Peki kanımızı asidik ya da alkalik yapan besinler nelerdir?

Asidik yapan besinler; özet olarak tüm şeker içeren içecek ve yiyecekler, kuru yemişler, köy peyniri, patates, sakatatlar, çoğu etler, kümes hayvanları, kabuklu deniz mahsülleri sayılabilir. Bu saydıklarımdan özellikle karbonhidratlar veya basit şekerler sadece asidik gıda olmalarıyla değil, vücutta enflamasyonu tetikledikleri için de yaşlanmamıza neden olmaktadırlar.

Alkalik yapan besinler;en çok ağırlık vermemiz gereken besin grubudur. Kanımızın da alkalik bir yapıya sahip olduğunu düşünürsek, vücudumuzun sindiriminde zorlanmadığı en iyi besinler olarak düşünebiliriz.

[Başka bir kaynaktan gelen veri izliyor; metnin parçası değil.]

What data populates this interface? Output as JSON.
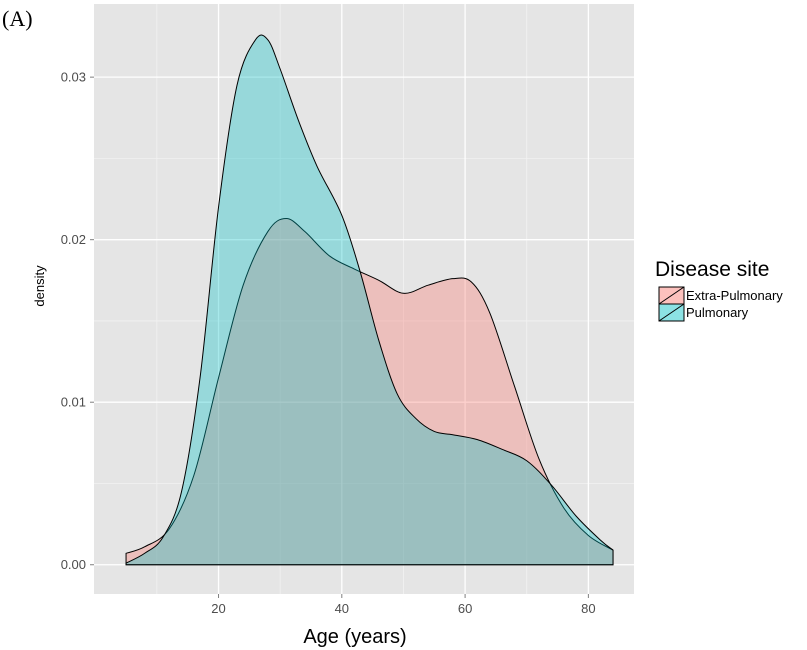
{
  "panel_label": "(A)",
  "chart_data": {
    "type": "area",
    "title": "",
    "xlabel": "Age (years)",
    "ylabel": "density",
    "xlim": [
      -0.2,
      87.4
    ],
    "ylim": [
      -0.0018,
      0.0345
    ],
    "x_ticks": [
      20,
      40,
      60,
      80
    ],
    "x_tick_labels": [
      "20",
      "40",
      "60",
      "80"
    ],
    "y_ticks": [
      0.0,
      0.01,
      0.02,
      0.03
    ],
    "y_tick_labels": [
      "0.00",
      "0.01",
      "0.02",
      "0.03"
    ],
    "grid": true,
    "legend": {
      "title": "Disease site",
      "position": "right"
    },
    "series": [
      {
        "name": "Extra-Pulmonary",
        "color": "#f8766d",
        "x": [
          5,
          8,
          12,
          16,
          20,
          24,
          28,
          31,
          34,
          38,
          42,
          46,
          50,
          54,
          58,
          61,
          64,
          68,
          72,
          76,
          80,
          84
        ],
        "y": [
          0.0007,
          0.0011,
          0.0022,
          0.0055,
          0.0115,
          0.0172,
          0.0205,
          0.0213,
          0.0205,
          0.019,
          0.0182,
          0.0175,
          0.0167,
          0.0172,
          0.0176,
          0.0174,
          0.0155,
          0.011,
          0.0065,
          0.0035,
          0.0018,
          0.0009
        ]
      },
      {
        "name": "Pulmonary",
        "color": "#00bfc4",
        "x": [
          5,
          8,
          11,
          14,
          17,
          20,
          23,
          26,
          28,
          30,
          33,
          36,
          40,
          43,
          46,
          49,
          52,
          55,
          58,
          62,
          66,
          70,
          74,
          78,
          82,
          84
        ],
        "y": [
          0.0001,
          0.0007,
          0.0017,
          0.0045,
          0.0115,
          0.022,
          0.0295,
          0.0323,
          0.0323,
          0.0305,
          0.0273,
          0.0245,
          0.0215,
          0.018,
          0.0138,
          0.0105,
          0.009,
          0.0082,
          0.008,
          0.0077,
          0.0071,
          0.0064,
          0.0049,
          0.003,
          0.0015,
          0.0009
        ]
      }
    ]
  }
}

En alkalik besin olan anne sütünden sonra (yine anne sütü- ne mucize bir besindir ki..), yeşil sebzeler, soya filizi, salatalık, domates (ne yazık ki aski tohumlardan olanlar için geçerliydi), dolmalık biber, deniz sebzeleri, brokoli, lahana, maydonoz, yeşil fasulye, ıspanak, sarımsak, karalahana, hindiba, brüksel lahanası, bamya, pırasa, roka, hardal, kabak, su teresi, frenk soğanı, avokado sayılabilir.

Burada önemli olan, sindiriminde asidik bir ortam sağlayan proteinlerin genel beslenmemizde % 20 – 25 civarında yer almasıdır. Mümkün olduğunca, protein tüketimi gerçekleştirildiğinde yeşil sebze ve salata türlerinin de birlikte tüketilmesine özen gösterilmelidir .

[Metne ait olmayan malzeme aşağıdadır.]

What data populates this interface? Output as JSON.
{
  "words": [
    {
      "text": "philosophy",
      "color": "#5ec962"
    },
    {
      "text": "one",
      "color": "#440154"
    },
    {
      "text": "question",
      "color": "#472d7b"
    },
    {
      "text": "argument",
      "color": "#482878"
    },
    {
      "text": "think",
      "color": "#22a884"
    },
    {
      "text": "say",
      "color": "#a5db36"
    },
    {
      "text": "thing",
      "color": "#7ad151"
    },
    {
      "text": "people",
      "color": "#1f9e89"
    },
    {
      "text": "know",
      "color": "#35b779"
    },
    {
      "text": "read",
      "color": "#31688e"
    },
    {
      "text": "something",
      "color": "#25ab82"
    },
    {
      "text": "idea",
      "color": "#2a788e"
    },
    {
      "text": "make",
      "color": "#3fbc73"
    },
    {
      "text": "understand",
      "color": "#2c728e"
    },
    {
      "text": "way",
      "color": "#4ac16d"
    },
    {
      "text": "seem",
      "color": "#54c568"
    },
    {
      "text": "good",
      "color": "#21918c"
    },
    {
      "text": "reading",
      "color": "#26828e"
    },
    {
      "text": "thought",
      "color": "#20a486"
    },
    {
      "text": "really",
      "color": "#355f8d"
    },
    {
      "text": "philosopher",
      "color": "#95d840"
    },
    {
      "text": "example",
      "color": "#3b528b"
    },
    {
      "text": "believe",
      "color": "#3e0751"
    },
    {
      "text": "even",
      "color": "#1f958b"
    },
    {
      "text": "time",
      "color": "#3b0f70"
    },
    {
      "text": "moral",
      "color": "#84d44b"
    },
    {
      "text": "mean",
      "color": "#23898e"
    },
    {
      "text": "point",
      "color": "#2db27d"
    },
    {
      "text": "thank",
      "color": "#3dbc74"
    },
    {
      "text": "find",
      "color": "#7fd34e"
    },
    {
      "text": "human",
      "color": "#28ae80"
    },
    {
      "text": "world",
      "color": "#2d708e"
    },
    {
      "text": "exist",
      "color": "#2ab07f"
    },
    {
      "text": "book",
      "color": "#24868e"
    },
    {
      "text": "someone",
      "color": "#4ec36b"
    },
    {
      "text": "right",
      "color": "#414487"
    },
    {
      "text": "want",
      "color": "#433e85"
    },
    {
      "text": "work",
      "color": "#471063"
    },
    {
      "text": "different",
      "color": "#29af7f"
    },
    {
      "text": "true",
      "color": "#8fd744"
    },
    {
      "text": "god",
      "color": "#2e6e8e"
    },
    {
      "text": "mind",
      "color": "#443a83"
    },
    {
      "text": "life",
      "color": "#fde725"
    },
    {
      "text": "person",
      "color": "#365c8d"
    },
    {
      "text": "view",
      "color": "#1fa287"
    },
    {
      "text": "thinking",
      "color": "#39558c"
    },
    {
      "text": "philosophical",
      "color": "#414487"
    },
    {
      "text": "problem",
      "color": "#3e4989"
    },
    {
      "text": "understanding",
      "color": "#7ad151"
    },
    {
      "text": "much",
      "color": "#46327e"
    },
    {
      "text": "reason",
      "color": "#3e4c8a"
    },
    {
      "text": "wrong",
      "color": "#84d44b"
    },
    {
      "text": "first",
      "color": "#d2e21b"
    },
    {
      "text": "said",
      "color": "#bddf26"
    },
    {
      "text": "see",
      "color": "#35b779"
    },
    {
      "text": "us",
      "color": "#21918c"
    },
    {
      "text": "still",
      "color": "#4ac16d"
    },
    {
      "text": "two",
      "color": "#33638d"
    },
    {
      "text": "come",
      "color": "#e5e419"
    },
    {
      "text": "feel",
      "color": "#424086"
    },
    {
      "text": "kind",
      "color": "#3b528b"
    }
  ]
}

Yağ alımını sıfırlamayınız. Kaliteli yağ tüketiniz.
Oksijen ve sudan sonra, sağlıklı ve formda bir vücut için en önemli unsur yağdır. Hücre zarlarının ve hücrelerin enerji üretebilmesi ve işlevi için yağlar çok önemlidir. Özellikle sinir hücrelerinin işlevinde, dolayısıyla beyin işlevlerinde de yağların çok önemli bir rolü vardır.

Tüketilmesi gereken yağların başında, tekli doymamış yağlar, çoklu doymamış yağlar ve temel yağ asitleri olarak bilinen omega - 3 ve omega - 6 yağları olmalıdır. Özellikle ülkemizde sızma zeytinyağları çok iyi, ayrıca organik olan tereyağının da sağlıklı yağlar arasında olduğunu söyleyebilirim.